Using census reports

PART 7 Using census reports

7.1 Comparability

Comparability between successive censuses is clearly desirable. Neverthe¿less, comparability presents dilemmas. In the first place, no census is perfect and to correct the mistakes of one census at the next produces an improvement but also produces a loss of comparability. Where the improvement made is great then the loss of comparability is a price worth paying: where the improvement is small then the balance between gain and loss becomes much finer.

Then there are of course fundamental causes of lack of comparability over the whole period of census taking due to changes in the form in which information has been obtained and from whom; changes in definition; changes in classification, particularly in the case of occupations; and the introduction of new topics.
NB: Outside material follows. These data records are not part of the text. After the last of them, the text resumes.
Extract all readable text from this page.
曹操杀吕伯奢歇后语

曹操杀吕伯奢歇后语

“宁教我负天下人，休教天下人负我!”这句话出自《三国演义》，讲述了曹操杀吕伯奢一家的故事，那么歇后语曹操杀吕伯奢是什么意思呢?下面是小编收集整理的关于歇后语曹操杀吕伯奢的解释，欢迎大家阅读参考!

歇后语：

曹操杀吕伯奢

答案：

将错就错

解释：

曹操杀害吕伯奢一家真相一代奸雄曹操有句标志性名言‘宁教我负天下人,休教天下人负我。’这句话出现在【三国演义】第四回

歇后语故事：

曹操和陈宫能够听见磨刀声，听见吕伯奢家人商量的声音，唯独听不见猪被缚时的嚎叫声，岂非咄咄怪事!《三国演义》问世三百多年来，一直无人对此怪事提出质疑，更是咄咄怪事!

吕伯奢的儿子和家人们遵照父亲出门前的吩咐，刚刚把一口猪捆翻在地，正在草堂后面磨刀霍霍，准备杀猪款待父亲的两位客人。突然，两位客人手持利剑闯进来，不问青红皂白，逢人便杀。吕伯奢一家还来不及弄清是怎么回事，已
Another major reason for lack of comparability is the continuous process of movement which can take one of two forms. Either there has been a change in the boundary of an area so that while the people themselves may not have moved or changed their characteristics the land area is smaller or greater than before; or there has been a growth of urbanised area. As a town grows it spreads beyond the boundary of the administrative area and while the figures from successive censuses in the instance still relate to the same area on the ground they also refer to a falling proportion of the population of the town; such figures will not be comparable and will become steadily divorced from reality.
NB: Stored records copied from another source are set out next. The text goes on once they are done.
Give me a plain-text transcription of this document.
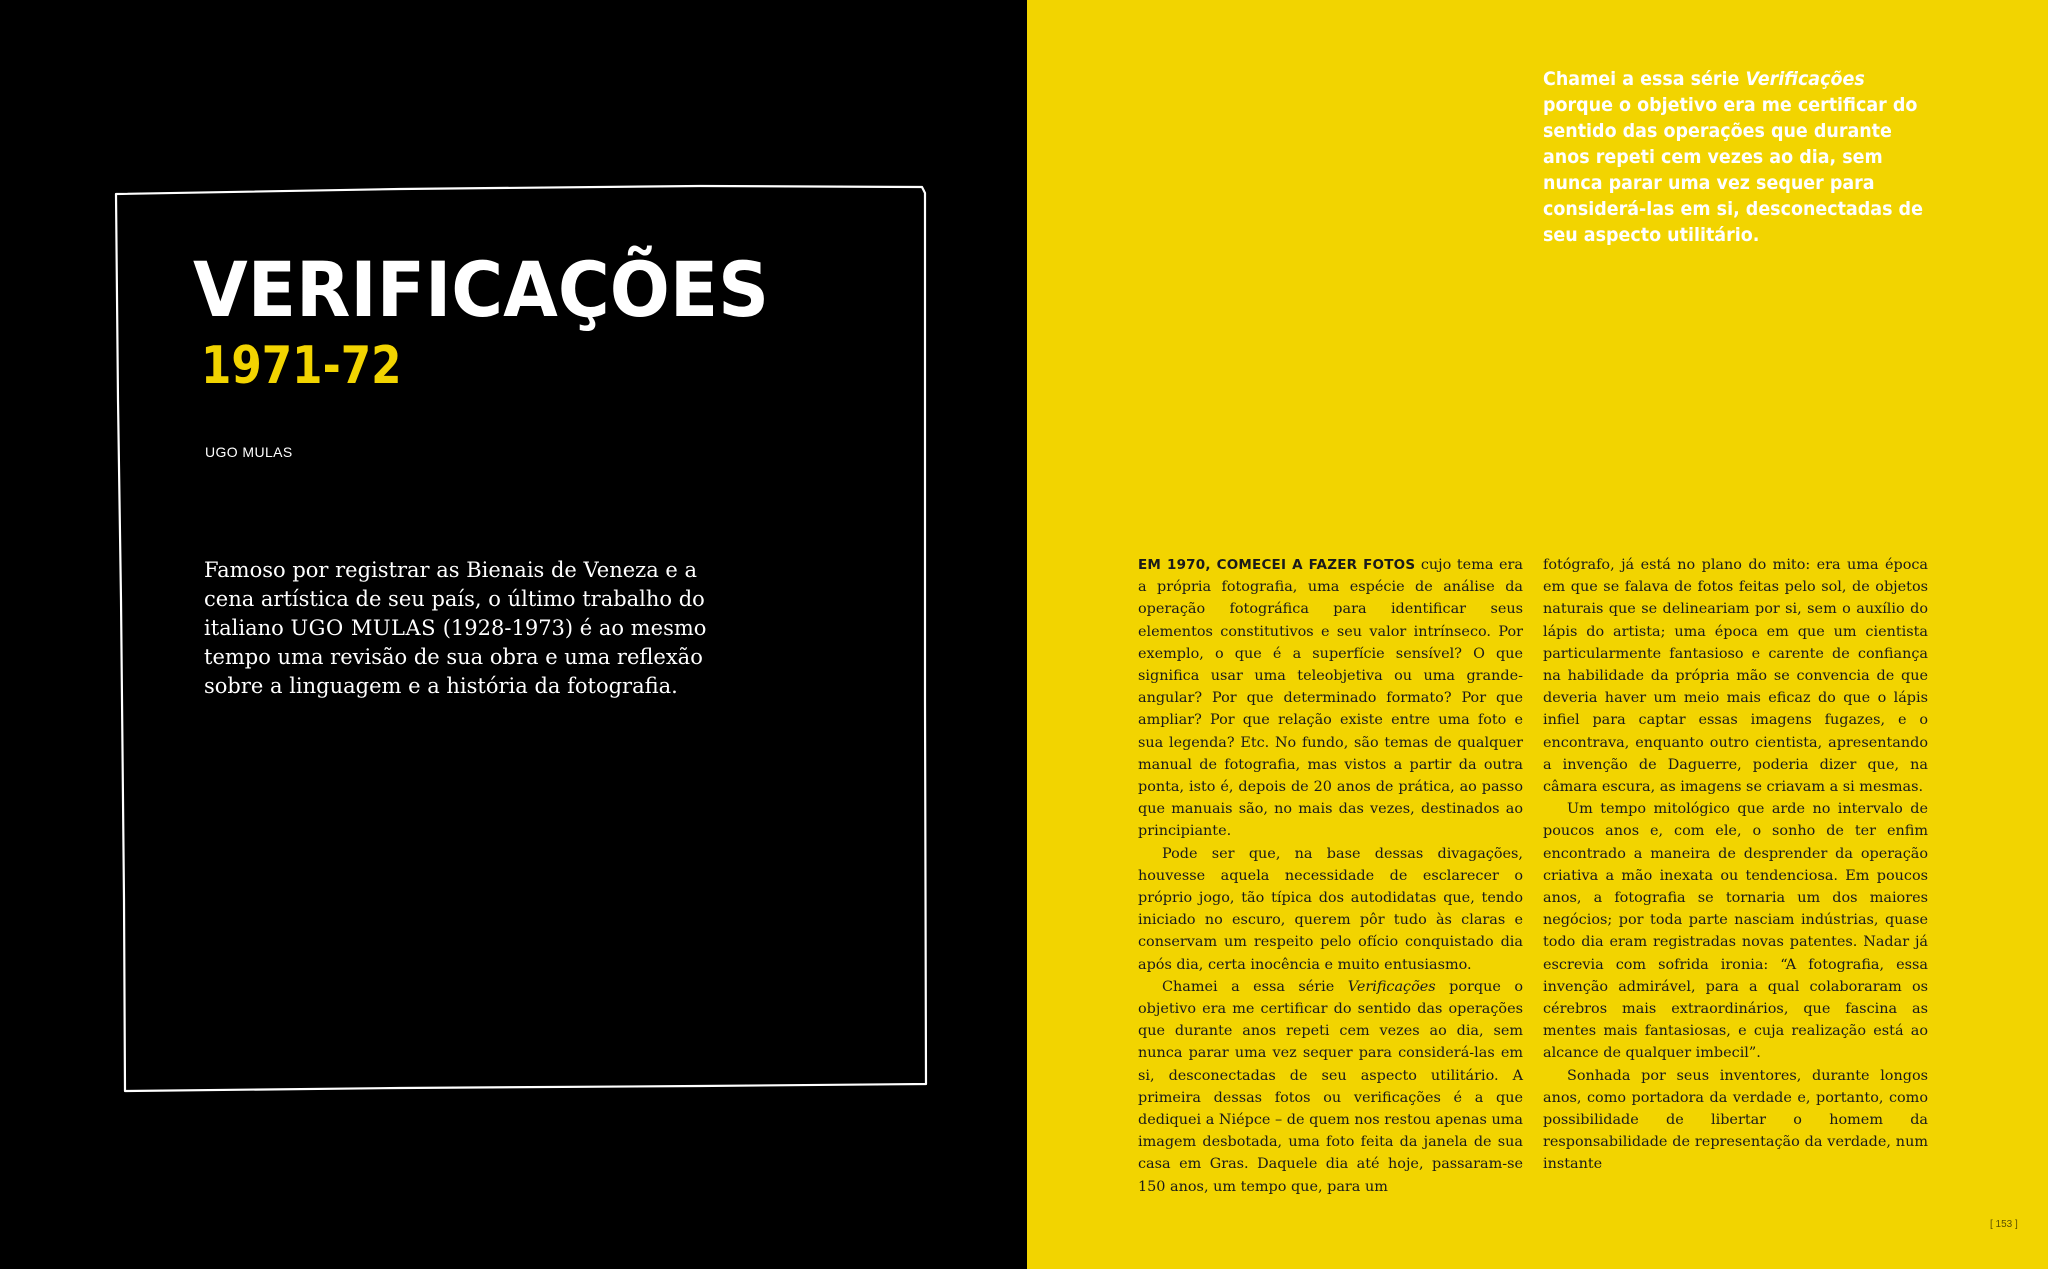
VERIFICAÇÕES
1971-72
UGO MULAS

Famoso por registrar as Bienais de Veneza e a cena artística de seu país, o último trabalho do italiano UGO MULAS (1928-1973) é ao mesmo tempo uma revisão de sua obra e uma reflexão sobre a linguagem e a história da fotografia.

Chamei a essa série Verificações porque o objetivo era me certificar do sentido das operações que durante anos repeti cem vezes ao dia, sem nunca parar uma vez sequer para considerá-las em si, desconectadas de seu aspecto utilitário.

EM 1970, COMECEI A FAZER FOTOS cujo tema era a própria fotografia, uma espécie de análise da operação fotográfica para identificar seus elementos constitutivos e seu valor intrínseco. Por exemplo, o que é a superfície sensível? O que significa usar uma teleobjetiva ou uma grande-angular? Por que determinado formato? Por que ampliar? Por que relação existe entre uma foto e sua legenda? Etc. No fundo, são temas de qualquer manual de fotografia, mas vistos a partir da outra ponta, isto é, depois de 20 anos de prática, ao passo que manuais são, no mais das vezes, destinados ao principiante.

Pode ser que, na base dessas divagações, houvesse aquela necessidade de esclarecer o próprio jogo, tão típica dos autodidatas que, tendo iniciado no escuro, querem pôr tudo às claras e conservam um respeito pelo ofício conquistado dia após dia, certa inocência e muito entusiasmo.

Chamei a essa série Verificações porque o objetivo era me certificar do sentido das operações que durante anos repeti cem vezes ao dia, sem nunca parar uma vez sequer para considerá-las em si, desconectadas de seu aspecto utilitário. A primeira dessas fotos ou verificações é a que dediquei a Niépce – de quem nos restou apenas uma imagem desbotada, uma foto feita da janela de sua casa em Gras. Daquele dia até hoje, passaram-se 150 anos, um tempo que, para um

fotógrafo, já está no plano do mito: era uma época em que se falava de fotos feitas pelo sol, de objetos naturais que se delineariam por si, sem o auxílio do lápis do artista; uma época em que um cientista particularmente fantasioso e carente de confiança na habilidade da própria mão se convencia de que deveria haver um meio mais eficaz do que o lápis infiel para captar essas imagens fugazes, e o encontrava, enquanto outro cientista, apresentando a invenção de Daguerre, poderia dizer que, na câmara escura, as imagens se criavam a si mesmas.

Um tempo mitológico que arde no intervalo de poucos anos e, com ele, o sonho de ter enfim encontrado a maneira de desprender da operação criativa a mão inexata ou tendenciosa. Em poucos anos, a fotografia se tornaria um dos maiores negócios; por toda parte nasciam indústrias, quase todo dia eram registradas novas patentes. Nadar já escrevia com sofrida ironia: “A fotografia, essa invenção admirável, para a qual colaboraram os cérebros mais extraordinários, que fascina as mentes mais fantasiosas, e cuja realização está ao alcance de qualquer imbecil”.

Sonhada por seus inventores, durante longos anos, como portadora da verdade e, portanto, como possibilidade de libertar o homem da responsabilidade de representação da verdade, num instante

[ 153 ]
Finally, changes in the response to questions and hence comparability between figures produced can be influenced by the wording or arrangement of questions which are otherwise identical. Changes can be made between censuses in the design of the census schedule which aim at making it easier to complete. To the extent that such an aim is fulfulled, census statistics will become less comparable. However, such changes can be difficult to predict. The census schedule is completed by millions of individuals whose reactions vary. In the design of questions, certain features must be picked out for emphasis. To the extent that the selection of emphasised points changes between censuses, the response to the question is likely to be altered.

A large number of users of census data wish to make comparisons between the results of successive censuses. For such comparisons to be completely valid it would be necessary for the questions, explanatory notes, processing conventions, definitions used and the classifications used in the tables to be comparable. For very simple topics, such as sex and age, these conditions are usually met, but for the more complicated topics great care should be exercised by the user of census statistics to ensure that figures that appear comparable are in fact so.
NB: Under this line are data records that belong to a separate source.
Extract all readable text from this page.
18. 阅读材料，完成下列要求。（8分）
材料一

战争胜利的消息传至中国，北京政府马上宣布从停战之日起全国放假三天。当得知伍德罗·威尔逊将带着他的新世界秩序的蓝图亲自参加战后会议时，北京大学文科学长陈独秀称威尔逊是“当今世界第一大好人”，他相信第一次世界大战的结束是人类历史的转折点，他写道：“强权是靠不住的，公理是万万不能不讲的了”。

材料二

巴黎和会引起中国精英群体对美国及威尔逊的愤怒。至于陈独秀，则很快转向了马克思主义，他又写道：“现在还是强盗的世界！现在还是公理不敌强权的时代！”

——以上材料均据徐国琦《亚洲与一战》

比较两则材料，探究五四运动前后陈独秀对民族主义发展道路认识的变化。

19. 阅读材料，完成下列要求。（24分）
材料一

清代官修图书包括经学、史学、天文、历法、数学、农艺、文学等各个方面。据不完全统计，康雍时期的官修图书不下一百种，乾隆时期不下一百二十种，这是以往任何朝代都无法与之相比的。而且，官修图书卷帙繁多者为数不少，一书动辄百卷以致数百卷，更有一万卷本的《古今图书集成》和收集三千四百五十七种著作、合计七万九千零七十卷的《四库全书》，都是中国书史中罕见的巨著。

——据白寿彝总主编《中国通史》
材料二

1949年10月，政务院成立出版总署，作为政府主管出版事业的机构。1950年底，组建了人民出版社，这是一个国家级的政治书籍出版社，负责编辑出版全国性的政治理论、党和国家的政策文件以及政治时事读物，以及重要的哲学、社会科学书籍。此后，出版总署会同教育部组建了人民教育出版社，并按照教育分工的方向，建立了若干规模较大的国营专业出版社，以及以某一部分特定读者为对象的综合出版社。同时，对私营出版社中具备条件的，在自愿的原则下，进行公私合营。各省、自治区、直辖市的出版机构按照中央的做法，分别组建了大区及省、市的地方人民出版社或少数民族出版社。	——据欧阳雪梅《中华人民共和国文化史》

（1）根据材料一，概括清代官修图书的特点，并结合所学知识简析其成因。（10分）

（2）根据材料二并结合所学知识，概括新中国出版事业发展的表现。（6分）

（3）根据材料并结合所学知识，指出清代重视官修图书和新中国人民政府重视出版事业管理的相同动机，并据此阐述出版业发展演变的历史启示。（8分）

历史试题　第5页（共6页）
Bearing all the above considerations in mind there is often advantage, when compiling historical series of statistics, in looking through later Reports before extracting data from the earlier ones.

7.2 Sampling errors 1961 - 66

1961 Conventional sampling errors

Those census figures which have been derived from the ten per cent data are subject to sampling error which means that they will usually differ to some extent from the unknown true value that would have been obtained from a full count. This variability is inherent in sample based figures and should be distinguished from the element of error due to bias which is discussed in the next section. The great majority of figures published from the census fall into two groups, totals and proportions, though small numbers of figures of other types such as ratios of rates and proportions also appear.

Totals

For any sample total which is a small fraction (less than one-quarter) of the whole sample population, the statistical quantity known as the 'standard error' of this sample based figure may be approximately estimated by the square root of the sample total concerned. To allow for the fact that sampling was on a ten per cent basis and was without replacement, this square root should be multiplied by the factor √0.9. Given this estimate of the standard error the probability is approximately

0.68 that the true value is within one standard error of the estimated value

0.95 that the true value is within two standard errors of the estimated value.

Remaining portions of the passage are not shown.